## Paul Johnson
## 2013-04-11
## regression-quadratic-1.R
##
## Explore quadratic regression. Explain ways to fit that in R.
## Demonstrates use of predict, newdata, and R's poly() function.
##
## From now on, anybody who wants help with quadratic regressions,
## well, has to run this through R. And read a lot of pithy comments.
## Manufacture some data.
set.seed(444532)
x3sd <- 0.5
dat <- data.frame(x1 = rnorm(200),
x2 = rnorm(200, s = 1),
x3 = rnorm(200, m = 1, s = x3sd))
b0 <- 0.4
b1 <- 0.7
b2 <- 1.5
b3 <- -0.9
b4 <- 1.4
d <- 2
stde <- 1.5
dat$y <- with(dat,
b0 + b1 * x1 + b2 * x2 + b3 * x3 + b4 * x3^2 + rnorm(200, s = stde))
## That has a very minor curvature in it. The key coefficient
## here is b4 = 1.4, meaning we have a U-shaped curve in x3.
## Plot just the quadratic part, to get the feeling. Note the plotmath.
## Only try that on a closed course with a trained driver :)
quad <- function(x) b0 + b3 *x + b4 * x^2
curve(quad, from = -2, to = 2, xlab = "x3", ylab = substitute(y == A + B * x3 + C * x3^2, list(A = b0, B = b3, C = b4) ))
## Suppose you estimate a linear model
m0 <- lm(y ~ x1 + x2 + x3, data = dat)
summary(m0)
## Please note: just because your "p value" is "really great", it does
## not mean you have "the right" model.
## There's a little bit of nonlinearity, as in the residual plot
plot(m0, which = 1)
## Its tough to see, though.
termplot(m0, partial.resid = TRUE, terms = "x3")
## The "truth" is quadratic.
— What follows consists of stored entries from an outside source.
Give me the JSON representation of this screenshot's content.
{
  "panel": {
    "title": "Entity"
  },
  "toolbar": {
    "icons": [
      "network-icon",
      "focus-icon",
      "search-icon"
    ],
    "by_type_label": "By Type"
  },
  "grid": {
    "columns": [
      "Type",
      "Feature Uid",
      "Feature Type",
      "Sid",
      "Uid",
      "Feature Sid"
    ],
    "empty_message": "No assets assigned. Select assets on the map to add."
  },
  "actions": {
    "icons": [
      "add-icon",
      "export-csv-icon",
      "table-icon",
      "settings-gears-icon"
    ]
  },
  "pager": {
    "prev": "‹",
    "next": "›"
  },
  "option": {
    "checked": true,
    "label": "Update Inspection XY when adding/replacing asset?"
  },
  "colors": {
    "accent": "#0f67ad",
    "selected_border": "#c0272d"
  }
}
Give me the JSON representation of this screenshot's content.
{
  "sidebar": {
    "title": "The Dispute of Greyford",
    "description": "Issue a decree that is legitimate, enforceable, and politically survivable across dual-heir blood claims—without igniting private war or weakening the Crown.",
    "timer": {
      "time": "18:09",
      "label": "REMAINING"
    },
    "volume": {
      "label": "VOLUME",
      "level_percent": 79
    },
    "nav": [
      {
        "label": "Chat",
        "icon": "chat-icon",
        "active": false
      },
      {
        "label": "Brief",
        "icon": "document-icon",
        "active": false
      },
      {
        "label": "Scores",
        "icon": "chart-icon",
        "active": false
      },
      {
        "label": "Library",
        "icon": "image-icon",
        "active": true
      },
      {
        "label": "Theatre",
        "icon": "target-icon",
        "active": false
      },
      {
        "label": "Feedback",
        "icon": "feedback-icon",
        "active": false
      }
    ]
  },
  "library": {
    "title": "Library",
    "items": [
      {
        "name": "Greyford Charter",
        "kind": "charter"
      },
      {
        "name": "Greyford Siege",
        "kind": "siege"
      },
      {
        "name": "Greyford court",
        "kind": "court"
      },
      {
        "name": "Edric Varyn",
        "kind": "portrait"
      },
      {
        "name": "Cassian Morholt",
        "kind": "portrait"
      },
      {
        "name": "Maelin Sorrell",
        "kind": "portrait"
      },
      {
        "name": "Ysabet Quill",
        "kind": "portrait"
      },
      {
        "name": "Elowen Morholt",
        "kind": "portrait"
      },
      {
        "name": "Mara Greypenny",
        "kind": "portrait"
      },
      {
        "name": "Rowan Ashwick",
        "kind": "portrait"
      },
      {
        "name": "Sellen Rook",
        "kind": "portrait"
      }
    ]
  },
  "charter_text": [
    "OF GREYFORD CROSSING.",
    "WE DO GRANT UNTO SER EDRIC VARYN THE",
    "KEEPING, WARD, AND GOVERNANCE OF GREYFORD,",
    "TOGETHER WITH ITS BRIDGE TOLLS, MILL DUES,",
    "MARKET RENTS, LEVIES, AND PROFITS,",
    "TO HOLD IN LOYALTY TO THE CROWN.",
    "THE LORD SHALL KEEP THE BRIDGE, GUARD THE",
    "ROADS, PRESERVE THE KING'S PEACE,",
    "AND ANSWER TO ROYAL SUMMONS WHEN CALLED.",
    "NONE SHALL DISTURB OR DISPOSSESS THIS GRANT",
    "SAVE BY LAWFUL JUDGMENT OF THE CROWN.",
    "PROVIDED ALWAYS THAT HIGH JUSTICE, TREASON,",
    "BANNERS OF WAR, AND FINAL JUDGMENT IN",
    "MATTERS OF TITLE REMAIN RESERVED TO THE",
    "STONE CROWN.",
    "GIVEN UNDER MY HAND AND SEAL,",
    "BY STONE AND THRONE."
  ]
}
We'd like to estimate
## b4, and there are many ways that this can be done.
##
## I'm going to show 4 ways, one of which is more strongly
## recommended, but, as we see, they are all really
## interchangeable.
## Method 1. The old fashioned way.
## Create a new variable x3square and insert that.
dat$x3square <- dat$x3 * dat$x3
m1 <- lm(y ~ x1 + x2 + x3 + x3square, data = dat)
summary(m1)
## I'll ask for variables one at a time so you see the problem.
## Interactively, I'd run this
## termplot(m1, partial.resid = TRUE)
## Now, I'm in a script, and I have to do:
termplot(m1, partial.resid = TRUE, terms = "x1")
termplot(m1, partial.resid = TRUE, terms = "x2")
termplot(m1, partial.resid = TRUE, terms = "x3")
termplot(m1, partial.resid = TRUE, terms = "x3square")
## You don't see much curve because the parts of
## x3 are separated into 2 columns, each of which
## is seen as a linear element in the regression.
## While we are here, look at the predictor "design matrix":
head(model.matrix(m1, 10))
## Method 2. Technically equivalent to Method 1. We can introduce
## the squared term and R will construct the equivalent of
## x3square for us, automatically.
## Method 2a. This is the most elementary way, it is the way new
## users always want to do it.
m2a <- lm(y ~ x1 + x2 + x3 + I(x3*x3), data = dat)
## same as
## m2a <- lm(y ~ x1 + x2 + x3 + I(x3^2), data = dat)
summary(m2a)
## Look at the predictor matrix:
head(model.matrix(m2a, 10))
## Method 2b. Introduced only to
## show the poly() function. The poly function can be "forced" to
## create same x3 and x3squared vectors by the raw = TRUE argument.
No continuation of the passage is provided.